Seine Karriere begann in den 50er Jahren als Mitglied des Jerry Wald Orchesters und mehrerer Jerry Wald Ensembles sowie als Sideman von Charlie Mingus, Cannonball Adderley, Tony Scott, George Russell, Dick Garcia, Don Elliot und Miles Davis, mit denen er zahlreiche Aufnahmen machte. Zur gleichen Zeit studierte er auch Musikgeschichte und Musiktheorie, wobei er insbesondere seine Erfahrungen in der Reharmonisationstechnik entwickelte.

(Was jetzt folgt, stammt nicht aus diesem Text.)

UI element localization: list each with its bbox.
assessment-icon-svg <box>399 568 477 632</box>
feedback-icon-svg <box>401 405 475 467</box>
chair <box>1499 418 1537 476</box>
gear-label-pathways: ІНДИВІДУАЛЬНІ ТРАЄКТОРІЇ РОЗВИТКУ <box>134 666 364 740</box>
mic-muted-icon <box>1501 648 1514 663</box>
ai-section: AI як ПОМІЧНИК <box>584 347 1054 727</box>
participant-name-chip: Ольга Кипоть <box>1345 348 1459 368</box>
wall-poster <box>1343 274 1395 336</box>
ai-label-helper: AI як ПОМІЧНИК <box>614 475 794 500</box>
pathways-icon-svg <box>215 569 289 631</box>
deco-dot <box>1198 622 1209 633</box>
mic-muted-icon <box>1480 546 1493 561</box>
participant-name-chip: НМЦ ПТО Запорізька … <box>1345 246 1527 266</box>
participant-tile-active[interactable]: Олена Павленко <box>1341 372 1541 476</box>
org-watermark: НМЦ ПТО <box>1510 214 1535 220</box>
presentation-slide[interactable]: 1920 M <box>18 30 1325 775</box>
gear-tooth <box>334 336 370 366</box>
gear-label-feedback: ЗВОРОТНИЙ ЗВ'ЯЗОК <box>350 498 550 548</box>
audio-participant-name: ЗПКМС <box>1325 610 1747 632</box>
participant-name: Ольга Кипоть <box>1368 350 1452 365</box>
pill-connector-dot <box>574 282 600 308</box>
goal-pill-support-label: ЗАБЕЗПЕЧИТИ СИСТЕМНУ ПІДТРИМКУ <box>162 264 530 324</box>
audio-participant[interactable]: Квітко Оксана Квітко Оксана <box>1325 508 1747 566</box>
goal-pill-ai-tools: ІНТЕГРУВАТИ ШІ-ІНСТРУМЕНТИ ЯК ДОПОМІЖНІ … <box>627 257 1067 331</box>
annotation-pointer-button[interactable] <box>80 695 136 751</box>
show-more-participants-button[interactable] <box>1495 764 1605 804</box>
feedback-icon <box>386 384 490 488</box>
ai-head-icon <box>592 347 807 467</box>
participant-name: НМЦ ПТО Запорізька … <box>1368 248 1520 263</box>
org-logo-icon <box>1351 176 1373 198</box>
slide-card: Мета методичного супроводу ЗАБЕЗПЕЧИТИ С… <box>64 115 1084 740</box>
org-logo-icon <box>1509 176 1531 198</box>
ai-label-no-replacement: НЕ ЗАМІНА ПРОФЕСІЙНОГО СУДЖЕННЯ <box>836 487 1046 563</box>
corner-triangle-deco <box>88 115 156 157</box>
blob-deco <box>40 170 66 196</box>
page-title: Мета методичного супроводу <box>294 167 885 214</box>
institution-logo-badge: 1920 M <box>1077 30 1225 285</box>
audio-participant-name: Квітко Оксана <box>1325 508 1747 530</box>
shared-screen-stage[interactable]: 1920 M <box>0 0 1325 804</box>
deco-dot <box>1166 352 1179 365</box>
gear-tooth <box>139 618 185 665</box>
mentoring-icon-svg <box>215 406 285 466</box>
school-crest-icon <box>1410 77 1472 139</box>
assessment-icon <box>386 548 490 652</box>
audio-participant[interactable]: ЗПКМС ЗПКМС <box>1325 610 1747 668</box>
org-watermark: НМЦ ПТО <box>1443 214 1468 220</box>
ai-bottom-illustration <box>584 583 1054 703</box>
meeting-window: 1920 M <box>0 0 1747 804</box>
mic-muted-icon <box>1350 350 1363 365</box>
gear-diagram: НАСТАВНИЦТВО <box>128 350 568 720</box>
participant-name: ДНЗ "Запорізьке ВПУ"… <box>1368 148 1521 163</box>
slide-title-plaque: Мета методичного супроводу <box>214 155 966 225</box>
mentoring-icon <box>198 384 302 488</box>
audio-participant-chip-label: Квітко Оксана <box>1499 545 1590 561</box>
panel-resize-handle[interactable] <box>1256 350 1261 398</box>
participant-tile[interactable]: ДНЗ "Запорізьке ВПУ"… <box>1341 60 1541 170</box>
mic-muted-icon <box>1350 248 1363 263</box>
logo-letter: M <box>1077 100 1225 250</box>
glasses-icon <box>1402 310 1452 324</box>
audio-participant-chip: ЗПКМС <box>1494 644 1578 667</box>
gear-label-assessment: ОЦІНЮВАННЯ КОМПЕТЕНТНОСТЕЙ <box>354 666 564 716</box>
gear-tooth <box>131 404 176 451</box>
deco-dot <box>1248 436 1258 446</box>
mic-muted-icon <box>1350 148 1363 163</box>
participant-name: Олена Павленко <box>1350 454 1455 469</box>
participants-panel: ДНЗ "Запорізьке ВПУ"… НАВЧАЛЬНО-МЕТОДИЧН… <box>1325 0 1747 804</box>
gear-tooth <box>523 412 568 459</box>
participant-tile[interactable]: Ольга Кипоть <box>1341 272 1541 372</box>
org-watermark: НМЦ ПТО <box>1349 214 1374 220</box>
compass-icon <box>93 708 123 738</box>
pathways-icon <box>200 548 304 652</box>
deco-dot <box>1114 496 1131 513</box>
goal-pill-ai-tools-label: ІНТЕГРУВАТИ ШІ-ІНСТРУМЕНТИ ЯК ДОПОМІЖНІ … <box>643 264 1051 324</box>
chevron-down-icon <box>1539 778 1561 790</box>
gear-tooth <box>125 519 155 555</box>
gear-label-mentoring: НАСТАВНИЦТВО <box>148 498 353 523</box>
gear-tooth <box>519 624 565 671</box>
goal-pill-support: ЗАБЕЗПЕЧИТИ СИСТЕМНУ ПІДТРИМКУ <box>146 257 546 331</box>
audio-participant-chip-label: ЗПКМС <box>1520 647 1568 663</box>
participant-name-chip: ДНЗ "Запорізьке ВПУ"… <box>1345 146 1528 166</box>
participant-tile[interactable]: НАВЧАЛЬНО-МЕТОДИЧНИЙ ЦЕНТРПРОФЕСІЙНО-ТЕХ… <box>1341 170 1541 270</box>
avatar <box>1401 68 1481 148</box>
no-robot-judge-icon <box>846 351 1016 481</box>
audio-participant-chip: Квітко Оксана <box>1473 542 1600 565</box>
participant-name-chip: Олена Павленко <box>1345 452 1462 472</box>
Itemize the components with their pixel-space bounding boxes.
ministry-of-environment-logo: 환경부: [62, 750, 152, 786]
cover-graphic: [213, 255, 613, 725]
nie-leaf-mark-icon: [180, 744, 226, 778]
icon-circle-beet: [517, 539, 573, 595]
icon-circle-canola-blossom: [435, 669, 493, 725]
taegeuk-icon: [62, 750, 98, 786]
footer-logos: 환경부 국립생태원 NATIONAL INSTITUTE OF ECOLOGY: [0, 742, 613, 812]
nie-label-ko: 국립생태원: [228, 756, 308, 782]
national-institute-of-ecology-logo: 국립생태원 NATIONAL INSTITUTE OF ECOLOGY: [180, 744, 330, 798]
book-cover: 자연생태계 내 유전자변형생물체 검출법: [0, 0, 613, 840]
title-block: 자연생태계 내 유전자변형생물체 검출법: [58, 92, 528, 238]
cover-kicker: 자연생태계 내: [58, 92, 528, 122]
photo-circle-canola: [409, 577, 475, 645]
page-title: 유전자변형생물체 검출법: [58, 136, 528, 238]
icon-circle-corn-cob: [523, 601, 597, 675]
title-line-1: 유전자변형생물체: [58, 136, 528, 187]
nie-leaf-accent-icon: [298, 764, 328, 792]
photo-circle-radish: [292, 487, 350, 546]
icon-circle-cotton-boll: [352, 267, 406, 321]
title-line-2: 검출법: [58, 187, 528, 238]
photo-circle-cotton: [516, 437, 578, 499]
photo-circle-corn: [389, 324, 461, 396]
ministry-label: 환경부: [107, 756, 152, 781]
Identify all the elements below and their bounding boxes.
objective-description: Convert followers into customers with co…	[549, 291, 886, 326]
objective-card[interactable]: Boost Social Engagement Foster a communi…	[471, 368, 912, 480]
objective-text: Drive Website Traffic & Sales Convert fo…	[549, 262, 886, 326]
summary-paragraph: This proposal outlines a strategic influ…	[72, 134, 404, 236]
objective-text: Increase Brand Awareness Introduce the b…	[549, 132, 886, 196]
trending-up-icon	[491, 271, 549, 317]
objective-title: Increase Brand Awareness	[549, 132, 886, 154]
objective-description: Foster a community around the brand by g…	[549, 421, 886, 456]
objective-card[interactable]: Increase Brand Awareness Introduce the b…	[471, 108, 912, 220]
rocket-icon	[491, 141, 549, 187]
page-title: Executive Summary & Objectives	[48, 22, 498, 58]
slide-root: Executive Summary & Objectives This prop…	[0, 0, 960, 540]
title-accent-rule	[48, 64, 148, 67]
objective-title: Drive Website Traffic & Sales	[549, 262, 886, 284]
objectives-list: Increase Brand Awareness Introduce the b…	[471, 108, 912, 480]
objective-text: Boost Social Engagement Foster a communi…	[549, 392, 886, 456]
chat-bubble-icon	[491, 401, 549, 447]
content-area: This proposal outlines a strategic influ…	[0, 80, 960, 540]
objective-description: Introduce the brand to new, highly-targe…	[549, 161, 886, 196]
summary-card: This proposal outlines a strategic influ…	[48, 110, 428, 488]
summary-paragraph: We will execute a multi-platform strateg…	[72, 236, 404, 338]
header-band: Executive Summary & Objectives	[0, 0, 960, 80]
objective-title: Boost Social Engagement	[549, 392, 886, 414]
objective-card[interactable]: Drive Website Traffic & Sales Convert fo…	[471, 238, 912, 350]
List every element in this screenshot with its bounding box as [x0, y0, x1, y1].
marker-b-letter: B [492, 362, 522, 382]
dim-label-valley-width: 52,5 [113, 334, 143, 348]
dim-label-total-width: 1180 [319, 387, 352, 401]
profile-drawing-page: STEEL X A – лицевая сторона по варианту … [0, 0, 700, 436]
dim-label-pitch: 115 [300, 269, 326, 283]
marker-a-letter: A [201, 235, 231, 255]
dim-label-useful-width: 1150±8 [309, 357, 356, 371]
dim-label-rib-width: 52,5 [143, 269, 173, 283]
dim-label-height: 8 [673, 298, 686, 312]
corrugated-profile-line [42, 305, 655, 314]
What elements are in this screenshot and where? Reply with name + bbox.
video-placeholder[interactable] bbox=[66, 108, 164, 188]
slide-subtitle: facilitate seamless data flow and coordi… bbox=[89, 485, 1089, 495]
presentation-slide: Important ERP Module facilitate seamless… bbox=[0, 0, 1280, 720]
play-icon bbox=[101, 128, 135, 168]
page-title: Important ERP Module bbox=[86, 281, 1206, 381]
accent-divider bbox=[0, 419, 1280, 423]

1956 erschienen seine Riverside-Aufnahmen "New Jazz Conceptions," und von da an leitete er ein eigenes Trio-Ensemble, in welchem er seine Ideen des kollektiven Zusammenspiels auf der Basis des Nach-Bebopstils zu verwirklichen trachtete. Sein idealer Arbeitspartner wurde 1959 Scott LaFaro. Mit ihm als Bassisten und Paul Motian als Drummer entstanden bis 1961 die klassischen Aufnahmen des "ersten" Bill Evans Trios: "Portrait in Jazz", "Explorations", "The Village Vanguard Sessions".